Dieser Blogpost ist Teil 12 unsererer Serie Challenger Sale

Marketing und Vertriebe im ZusammenspielDer Vertrieb hat sich in den letzten Jahren entscheidend verändert – und mit Inbound Marketing das Marketing eine neue Methodik. Zusammen bilden beide ein beinahe unschlagbares Team. Aber wer ist für die zielgenauen Pässe zuständig und wer schießt die Tore? Oder gibt es viele Wege zum Verkaufssieg? Wir versuchen eine Spielanalyse der anderen Art.

Der Vergleich mit einem Fußballspiel ist gar nicht so weit hergeholt: In einem Match kommt es, genauso wie im Verkauf, auf eine sorgfältige Vorbereitung gleichermaßen an wie auf Abschluss-Stärke. Ohne Taktik läuft nichts, und doch sind es oft die starken Charaktere, die jenseits aller Mannschafts- und Rangordnung für den entscheidenden Überraschungsmoment sorgen.

Grundsätzlich scheint die Rollenverteilung klar: Das Marketing und die Vertriebsabteilung sorgen für den sauberen Aufbau durch die Reihen der Gegner (Desinteresse, Budgetplanung, Vorbehalte gegen Neues) hindurch und bringen den Ball sauber vor die Füße des Challengers, der in bester Stürmer-Manier die letzten Verteidigungsreihen (Unentschlossenheit, Einwände und Preisverhandlung) durchbricht und schließlich zum Verkaufserfolg verwandelt.

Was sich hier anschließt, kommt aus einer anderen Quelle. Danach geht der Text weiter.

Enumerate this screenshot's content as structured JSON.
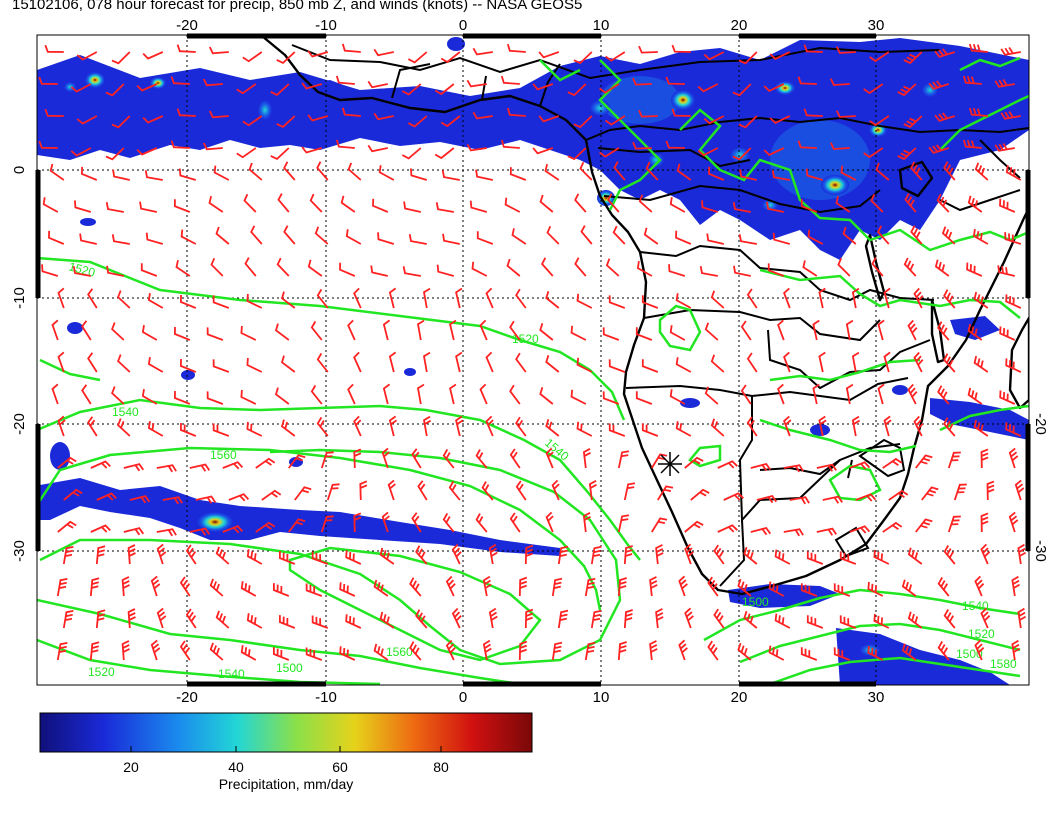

Wir haben Ihnen bereits aufgezeigt, dass der potentielle Kunde oft schon zu Beginn des Verkaufsgesprächs über eine durchlässige „Verteidigung“ verfügt, weil er längst die Kaufentscheidung getroffen hat. Macht das den Challenger-Verkäufer zum Balljungen oder sind die Rollen eben doch nicht so eindeutig verteilt?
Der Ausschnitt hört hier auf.